I’ve been fiddling around with both Keras(TF) and FastAI(Pytorch) in recent weeks, and ran across this article on BatchNorm being “broken” in Keras:
Ultimately, the bug fix wasn’t merged to the main code, as there appears to be some disagreement of how BatchNorm layers should work when frozen. The issue is exacerbated during Transfer Learning, and definitely a number of people are reporting similar issues. There’s also a keras-resnet repo (see https://github.com/keras-team/keras/issues/9214, comment from XupingZHENG) that implements a similar fix.

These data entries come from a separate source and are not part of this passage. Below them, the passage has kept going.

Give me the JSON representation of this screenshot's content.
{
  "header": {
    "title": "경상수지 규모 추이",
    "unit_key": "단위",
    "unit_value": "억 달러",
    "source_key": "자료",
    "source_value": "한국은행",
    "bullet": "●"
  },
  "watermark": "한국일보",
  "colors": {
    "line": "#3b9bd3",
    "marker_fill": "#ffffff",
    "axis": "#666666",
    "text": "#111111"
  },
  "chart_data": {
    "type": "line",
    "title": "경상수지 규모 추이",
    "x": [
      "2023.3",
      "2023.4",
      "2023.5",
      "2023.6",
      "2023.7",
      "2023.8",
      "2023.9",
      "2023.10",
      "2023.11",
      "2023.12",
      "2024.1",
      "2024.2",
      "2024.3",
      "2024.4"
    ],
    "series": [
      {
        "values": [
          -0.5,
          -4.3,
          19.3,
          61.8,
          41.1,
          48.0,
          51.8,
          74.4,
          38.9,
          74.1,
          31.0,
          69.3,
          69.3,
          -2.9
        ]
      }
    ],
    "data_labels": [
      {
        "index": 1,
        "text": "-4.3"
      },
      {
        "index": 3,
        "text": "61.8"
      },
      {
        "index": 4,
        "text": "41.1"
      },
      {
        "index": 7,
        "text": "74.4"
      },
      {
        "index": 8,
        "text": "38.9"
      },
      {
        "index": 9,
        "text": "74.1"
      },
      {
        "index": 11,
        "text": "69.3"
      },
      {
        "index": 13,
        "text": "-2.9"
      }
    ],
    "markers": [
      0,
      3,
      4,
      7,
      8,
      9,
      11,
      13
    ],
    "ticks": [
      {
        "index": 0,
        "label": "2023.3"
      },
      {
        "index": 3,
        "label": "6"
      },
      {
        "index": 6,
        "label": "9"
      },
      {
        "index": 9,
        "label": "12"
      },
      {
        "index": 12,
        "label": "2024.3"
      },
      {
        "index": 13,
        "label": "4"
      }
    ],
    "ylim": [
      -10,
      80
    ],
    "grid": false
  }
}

Basically the claim is that the Keras version of BatchNorm allows the params of the BN layers to learn even when it’s frozen, and that’s ‘wrong’. For many academic work, it’s not an issue because the mean/variance of the pre-trained data and the fine-tuning data is similar. But if your datasets are not, this could be an issue because the frozen ReLUs in the pre-trained network were trained wrt to the pre-trained data mean/variance, and so if your BN layer params are being adjusted when the entire network is frozen, that’s going to be problematic.
I was wondering what others in the fastai community think about this, and more importantly, when we freeze BN layers in fastai, are they really frozen? Are there any best practices on how exactly to handle BN layers when doing transfer learning, and the overlap between the pre-trained and fine-tuned datasets is not good?